In September 2023, controversial anti-co-governance activist Julian Batchelor filed a defamation lawsuit against TVNZ and The Disinformation Project director Dr Sanjana Hattotuwa, disputing their assertions he had incited anti-Māori racism. He sought a payment of $50,000 and a public apology. Batchelor's legal action was funded by Canadian New Zealander billionaire and private equity investor Jim Grenon. A hearing took place at the Auckland District Court in December 2025, with broadcaster Peter Williams testifying during the proceedings. On 24 March 2026, Justice David Clark dismissed Batchelor's defamation claim against TVNZ and Dr Hattotuwa, ruling in favour of the broadcaster's defence based on truth, honest opinion and responsible communication.
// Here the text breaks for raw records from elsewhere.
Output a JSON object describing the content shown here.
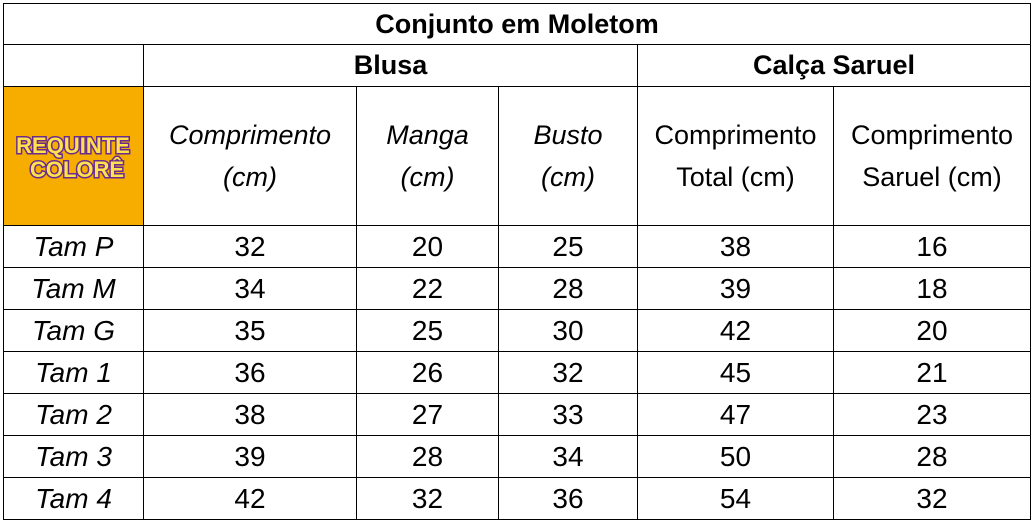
{
  "title": "Conjunto em Moletom",
  "groups": {
    "blusa": "Blusa",
    "calca": "Calça Saruel"
  },
  "logo": {
    "text": "REQUINTE COLORÊ",
    "line1": "REQUINTE",
    "line2": "COLORÊ"
  },
  "headers": [
    {
      "line1": "Comprimento",
      "line2": "(cm)"
    },
    {
      "line1": "Manga",
      "line2": "(cm)"
    },
    {
      "line1": "Busto",
      "line2": "(cm)"
    },
    {
      "line1": "Comprimento",
      "line2": "Total (cm)"
    },
    {
      "line1": "Comprimento",
      "line2": "Saruel (cm)"
    }
  ],
  "rows": [
    {
      "size": "Tam P",
      "values": [
        "32",
        "20",
        "25",
        "38",
        "16"
      ]
    },
    {
      "size": "Tam M",
      "values": [
        "34",
        "22",
        "28",
        "39",
        "18"
      ]
    },
    {
      "size": "Tam G",
      "values": [
        "35",
        "25",
        "30",
        "42",
        "20"
      ]
    },
    {
      "size": "Tam 1",
      "values": [
        "36",
        "26",
        "32",
        "45",
        "21"
      ]
    },
    {
      "size": "Tam 2",
      "values": [
        "38",
        "27",
        "33",
        "47",
        "23"
      ]
    },
    {
      "size": "Tam 3",
      "values": [
        "39",
        "28",
        "34",
        "50",
        "28"
      ]
    },
    {
      "size": "Tam 4",
      "values": [
        "42",
        "32",
        "36",
        "54",
        "32"
      ]
    }
  ]
}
In early May 2026, the Broadcasting Standards Authority (BSA) ruled that TVNZ had breached broadcasting standards when 1News aired a news broadcast item on 13 September 2025 by misrepresenting US President Donald Trump's comment "I couldn't care less" in response to a media question following the assassination of conservative American activist Charlie Kirk. The BSA ordered TVNZ to broadcast a statement on its 1News evening edition summarising the upheld aspects of the decision.